Wet WOZ. De waarden van de drie onroerende zaken (een woonhuis en winkel, een etagewoning en een agrarische bedrijfsruimte) zijn niet te hoog vastgesteld.

Uitspraak

GERECHTSHOF ’s-GRAVENHAGE

Sector belasting

Nummer BK-11/00886

Uitspraak van de derde meervoudige belastingkamer d.d. 12 december 2012

in het geding tussen:

[X], wonende te [Z], belanghebbende,

en

de heffingsambtenaar van de gemeente Goedereede, de Inspecteur,

op het hoger beroep van belanghebbende tegen de uitspraak van de rechtbank Dordrecht van 18 oktober 2011, nummer AWB 10/1459, betreffende de hierna vermelde beschikkingen en aanslagen.

Beschikkingen, aanslagen, bezwaar en geding in eerste aanleg

1.1. Bij in één geschrift vervatte beschikkingen als bedoeld in artikel 22 van de Wet waardering onroerende zaken is de waarde van de onroerende zaken, plaatselijk bekend als [a-straat 1] en [a-straat 2] te [Z] en [b-straat 1] te [Q], vastgesteld op onderscheidenlijk € 550.000, € 160.000 en € 299.000 per waardepeildatum 1 januari 2009 voor het tijdvak 1 januari 2010 tot en met 31 december 2010. Met de beschikkingen zijn in één geschrift onder meer bekendgemaakt de aan belanghebbende opgelegde aanslagen in de onroerende-zaakbelastingen voor het jaar 2010.

1.2. Belanghebbende heeft bezwaar gemaakt tegen de beschikkingen en de aanslagen.

1.3. Bij in één geschrift vervatte uitspraken op bezwaar heeft de Inspecteur belanghebbendes bezwaren ongegrond verklaard.

1.4. Belanghebbende heeft tegen de uitspraken van de Inspecteur beroep bij de rechtbank ingesteld.
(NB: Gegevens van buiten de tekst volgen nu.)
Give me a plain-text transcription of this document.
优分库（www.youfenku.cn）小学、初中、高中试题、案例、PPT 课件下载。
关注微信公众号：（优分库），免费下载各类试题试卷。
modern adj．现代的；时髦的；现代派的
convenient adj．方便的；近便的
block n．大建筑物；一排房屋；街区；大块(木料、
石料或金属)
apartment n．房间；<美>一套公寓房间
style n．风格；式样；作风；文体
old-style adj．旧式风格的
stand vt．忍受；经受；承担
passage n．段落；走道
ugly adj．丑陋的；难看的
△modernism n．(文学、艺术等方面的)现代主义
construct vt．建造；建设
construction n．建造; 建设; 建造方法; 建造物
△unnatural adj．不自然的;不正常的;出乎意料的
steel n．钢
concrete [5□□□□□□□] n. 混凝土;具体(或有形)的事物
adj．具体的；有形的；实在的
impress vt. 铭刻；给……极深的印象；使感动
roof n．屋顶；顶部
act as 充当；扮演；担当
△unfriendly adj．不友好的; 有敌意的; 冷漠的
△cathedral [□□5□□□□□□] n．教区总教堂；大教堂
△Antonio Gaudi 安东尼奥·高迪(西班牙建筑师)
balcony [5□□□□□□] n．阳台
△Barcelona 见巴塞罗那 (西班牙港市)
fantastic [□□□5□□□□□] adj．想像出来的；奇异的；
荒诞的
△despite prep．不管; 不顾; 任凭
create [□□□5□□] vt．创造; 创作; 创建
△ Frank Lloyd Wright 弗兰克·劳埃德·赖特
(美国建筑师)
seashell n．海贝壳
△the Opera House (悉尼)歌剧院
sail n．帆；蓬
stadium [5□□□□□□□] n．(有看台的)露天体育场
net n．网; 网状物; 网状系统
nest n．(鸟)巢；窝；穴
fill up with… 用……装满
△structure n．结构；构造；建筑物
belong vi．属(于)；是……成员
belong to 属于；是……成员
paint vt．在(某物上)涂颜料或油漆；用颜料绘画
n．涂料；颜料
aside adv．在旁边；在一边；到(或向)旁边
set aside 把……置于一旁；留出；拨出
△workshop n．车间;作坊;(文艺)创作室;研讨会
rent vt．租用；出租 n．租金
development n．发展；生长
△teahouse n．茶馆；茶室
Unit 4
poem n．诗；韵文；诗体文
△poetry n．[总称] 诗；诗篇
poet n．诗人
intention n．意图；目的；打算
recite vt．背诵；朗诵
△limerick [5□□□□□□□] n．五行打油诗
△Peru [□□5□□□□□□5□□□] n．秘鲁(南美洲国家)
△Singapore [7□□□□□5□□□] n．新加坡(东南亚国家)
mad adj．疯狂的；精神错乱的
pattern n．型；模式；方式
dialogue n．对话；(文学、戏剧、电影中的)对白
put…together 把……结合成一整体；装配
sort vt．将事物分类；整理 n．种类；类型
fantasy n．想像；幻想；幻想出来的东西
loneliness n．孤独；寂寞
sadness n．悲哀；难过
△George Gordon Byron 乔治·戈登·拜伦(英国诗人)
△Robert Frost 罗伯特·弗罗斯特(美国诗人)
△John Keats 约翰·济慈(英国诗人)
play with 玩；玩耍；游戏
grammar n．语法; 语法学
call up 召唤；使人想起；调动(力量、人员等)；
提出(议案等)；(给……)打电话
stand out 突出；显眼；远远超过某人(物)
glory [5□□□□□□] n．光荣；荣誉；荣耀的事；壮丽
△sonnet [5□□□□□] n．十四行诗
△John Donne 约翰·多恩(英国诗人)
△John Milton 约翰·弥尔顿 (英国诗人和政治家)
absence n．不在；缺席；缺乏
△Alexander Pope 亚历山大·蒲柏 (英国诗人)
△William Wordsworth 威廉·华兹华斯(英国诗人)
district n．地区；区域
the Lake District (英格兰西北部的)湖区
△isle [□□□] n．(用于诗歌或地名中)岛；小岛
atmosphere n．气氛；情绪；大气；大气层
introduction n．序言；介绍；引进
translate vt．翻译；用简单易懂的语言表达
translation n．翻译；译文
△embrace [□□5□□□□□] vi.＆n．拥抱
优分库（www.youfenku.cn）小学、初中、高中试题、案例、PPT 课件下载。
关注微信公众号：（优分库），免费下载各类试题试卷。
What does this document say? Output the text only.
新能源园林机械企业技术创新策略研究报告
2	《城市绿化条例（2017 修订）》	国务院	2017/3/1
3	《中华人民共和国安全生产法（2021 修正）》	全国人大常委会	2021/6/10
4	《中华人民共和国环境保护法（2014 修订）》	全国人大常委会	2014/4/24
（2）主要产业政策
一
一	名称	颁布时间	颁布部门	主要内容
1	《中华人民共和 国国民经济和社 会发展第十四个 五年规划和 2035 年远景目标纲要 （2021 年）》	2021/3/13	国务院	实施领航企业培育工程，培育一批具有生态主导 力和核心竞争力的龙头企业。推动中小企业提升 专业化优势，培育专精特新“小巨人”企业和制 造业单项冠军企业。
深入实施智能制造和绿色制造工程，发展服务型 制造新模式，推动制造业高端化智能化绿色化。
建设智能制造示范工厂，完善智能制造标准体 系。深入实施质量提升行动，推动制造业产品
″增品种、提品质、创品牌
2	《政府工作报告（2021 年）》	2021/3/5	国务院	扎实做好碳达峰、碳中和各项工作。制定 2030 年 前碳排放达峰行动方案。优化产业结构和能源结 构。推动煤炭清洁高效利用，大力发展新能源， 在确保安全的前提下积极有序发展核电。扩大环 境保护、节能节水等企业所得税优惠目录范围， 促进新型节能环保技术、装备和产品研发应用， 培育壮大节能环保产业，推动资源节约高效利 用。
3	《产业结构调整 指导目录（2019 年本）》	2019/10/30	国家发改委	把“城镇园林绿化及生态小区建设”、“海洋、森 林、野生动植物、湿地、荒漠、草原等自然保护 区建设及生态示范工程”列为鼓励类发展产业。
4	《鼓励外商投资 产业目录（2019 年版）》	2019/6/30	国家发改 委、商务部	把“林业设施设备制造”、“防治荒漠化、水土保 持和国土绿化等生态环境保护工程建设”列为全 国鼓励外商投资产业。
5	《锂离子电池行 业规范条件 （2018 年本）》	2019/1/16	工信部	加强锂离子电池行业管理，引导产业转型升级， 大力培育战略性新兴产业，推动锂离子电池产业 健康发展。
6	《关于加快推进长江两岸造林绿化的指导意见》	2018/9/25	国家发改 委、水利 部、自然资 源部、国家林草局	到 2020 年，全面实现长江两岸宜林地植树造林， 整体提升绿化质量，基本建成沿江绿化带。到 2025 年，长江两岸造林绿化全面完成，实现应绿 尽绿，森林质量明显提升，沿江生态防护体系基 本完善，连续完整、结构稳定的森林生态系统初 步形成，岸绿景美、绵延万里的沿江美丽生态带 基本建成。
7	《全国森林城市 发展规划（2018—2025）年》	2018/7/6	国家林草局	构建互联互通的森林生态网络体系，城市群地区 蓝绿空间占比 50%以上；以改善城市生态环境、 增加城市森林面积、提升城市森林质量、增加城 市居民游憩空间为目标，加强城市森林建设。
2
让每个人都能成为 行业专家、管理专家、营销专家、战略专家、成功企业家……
De rechtbank heeft het beroep ongegrond verklaard.

Loop van het geding in hoger beroep

2.1. Belanghebbende is van de uitspraak van de rechtbank in hoger beroep gekomen bij het Hof. Een griffierecht van € 112 is geheven.

2.2. De Inspecteur heeft een verweerschrift ingediend.

2.3. De mondelinge behandeling van de zaak heeft plaatsgehad ter zitting van het Hof van 28 november 2012, gehouden te ’s-Gravenhage. Van het verhandelde ter zitting is een proces-verbaal opgemaakt.

Vaststaande feiten

3.1. Op grond van de stukken van het geding is, als tussen partijen niet in geschil dan wel door één van hen gesteld en door de wederpartij niet of onvoldoende weersproken, in hoger beroep het volgende komen vast te staan:

3.2. Belanghebbende is op 1 januari 2010 eigenaar en gebruiker van de onroerende zaken gelegen aan de [a-straat 1] en [a-straat 2] te [Z] en de [b-straat 1] te [Q]. De onroerende zaak [a-straat 1] betreft een woonhuis en winkel en [a-straat 2] betreft een etagewoning. De onroerende zaak [b-straat 1] te [Q] betreft een agrarische bedrijfsruimte.

3.3.1. De Inspecteur heeft ter onderbouwing van de vastgestelde waarden een drietal taxatierapporten overgelegd, opgemaakt door ir. [A], taxateur van onroerende zaken en gediplomeerd WOZ-taxateur.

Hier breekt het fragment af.